Она переодевается в костюм юнги, надевает фуфайку с вышитым на груди якорем. «Якорь надежды символ». Символ. Вол надежды. Да, терпеливый вол… Сколько терпения! «Счастье — это долгое терпение»… Где, когда читала она это? Какой вздор. Сейчас кончится горе, кончится, не может не кончиться, сейчас она перешагнет порог, отделяющий горе от счастья. Но почему она так волнуется? Она снова выходит в коридор, она поднимается по лестнице — поднимается вверх, в рай, к Тьери. Как правильно, что его комната выше, что она должна подняться, а не спуститься к нему. Его дверь. Она на минуту останавливается, прислушиваясь, потом стучит и открывает дверь. Тьери стоит перед ней в длинном сером шелковом халате. На ночном столике горит розовая лампа.
— Это ты?
В голосе Тьери ни радости, ни досады — одно удивление.
— Разве ты не ждал меня?
Он не отвечает. Она подходит к нему совсем близко. Она наконец одна с ним. Он стоит перед ней прямой и неподвижный, чопорный, неестественно элегантный. Сияющая улыбка — как щит. Что за ней? Он улыбается, он молчит.
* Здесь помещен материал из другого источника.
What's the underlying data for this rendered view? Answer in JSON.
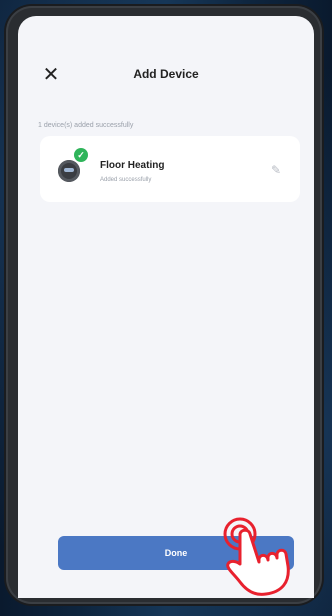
{
  "header": {
    "title": "Add Device",
    "close_icon": "close-icon"
  },
  "caption": "1 device(s) added successfully",
  "device": {
    "name": "Floor Heating",
    "status": "Added successfully",
    "icon": "thermostat-icon",
    "badge_icon": "check-icon",
    "edit_icon": "pencil-icon"
  },
  "done_label": "Done",
  "colors": {
    "accent": "#4b78c4",
    "success": "#2fb45a",
    "background": "#f4f5f9"
  }
}
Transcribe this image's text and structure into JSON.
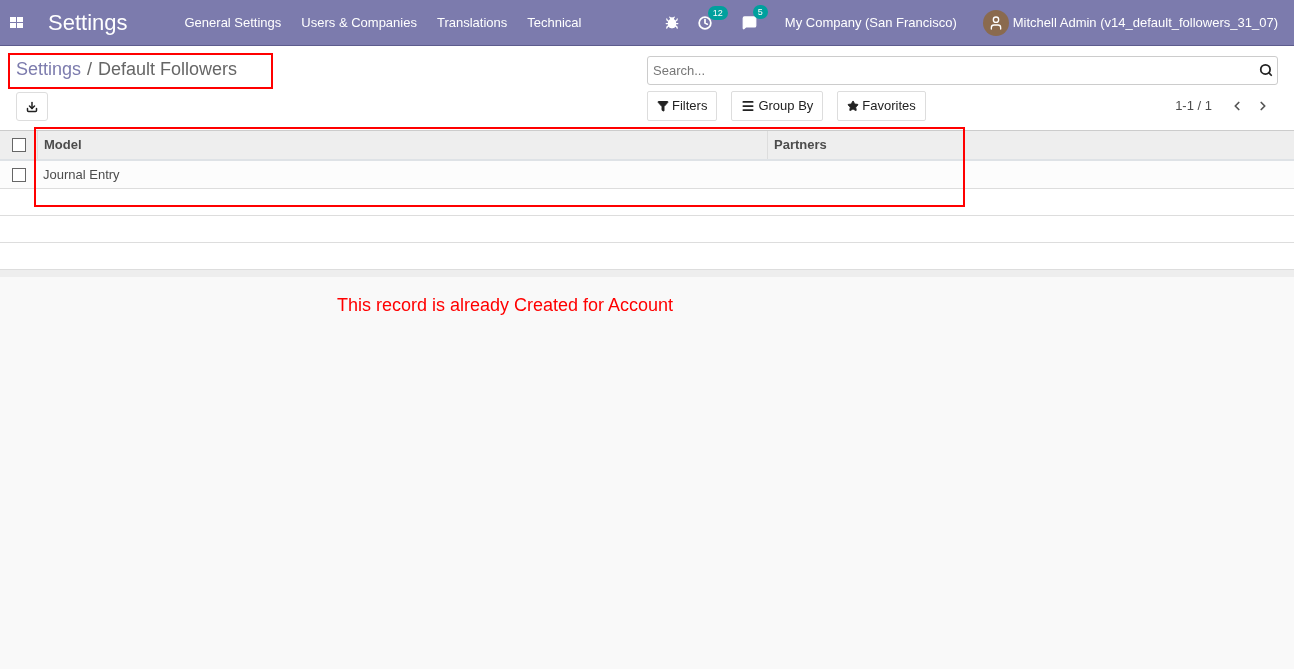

Розовый свет наполняет комнату, розовый отсвет ложится на его сведенное улыбкой бледное лицо. От этого оно кажется жестоким и веселым. Только кажется. Нет, она знает — он не весел, он не жесток. Она поднимает руку, она гладит шелковый рукав его халата, не решаясь поцеловать его руку.
— Я так ждала тебя.
И он объясняет, что не мог раньше, что его задержала мать. Неужели он думает, что она упрекает его?
— Теперь все хорошо, ты со мной, Тьери. Мне было тяжело, мне было страшно без тебя, Тьери.
Она говорит «страшно» и чувствует, что ей действительно было страшно, что ей и сейчас страшно. Она снимает руку с его рукава, она отступает на шаг.
— Мне надо что-то сказать тебе. Сядем на кровать.
— Нет, на диван, — говорит он.
Они сидят рядом на диване. Почему он не захотел, чтобы она села на кровать? Но она не спрашивает. Она отворачивается к открытому окну и, не глядя на Тьери, быстро говорит:
— У меня, у нас скоро будет ребенок.
И, помолчав, добавляет:
— Вот.
«Вот» — это начало несказанной фразы: «Вот ты теперь знаешь, и все хорошо». Теперь он будет радоваться, благодарить ее. В окно видна площадь, собор св. Марка и венецианская ночь. Она смотрит в окно, она ждет. Но ничего хорошего нет. На радость и благодарность тоже не похоже.
— Ребенок? Ты хочешь сказать, что ты беременна? — спрашивает он осторожно.
— Да.
Громкое, торжественное, непреложное «да», из категории тех «да», что произносят перед аналоем, под присягой.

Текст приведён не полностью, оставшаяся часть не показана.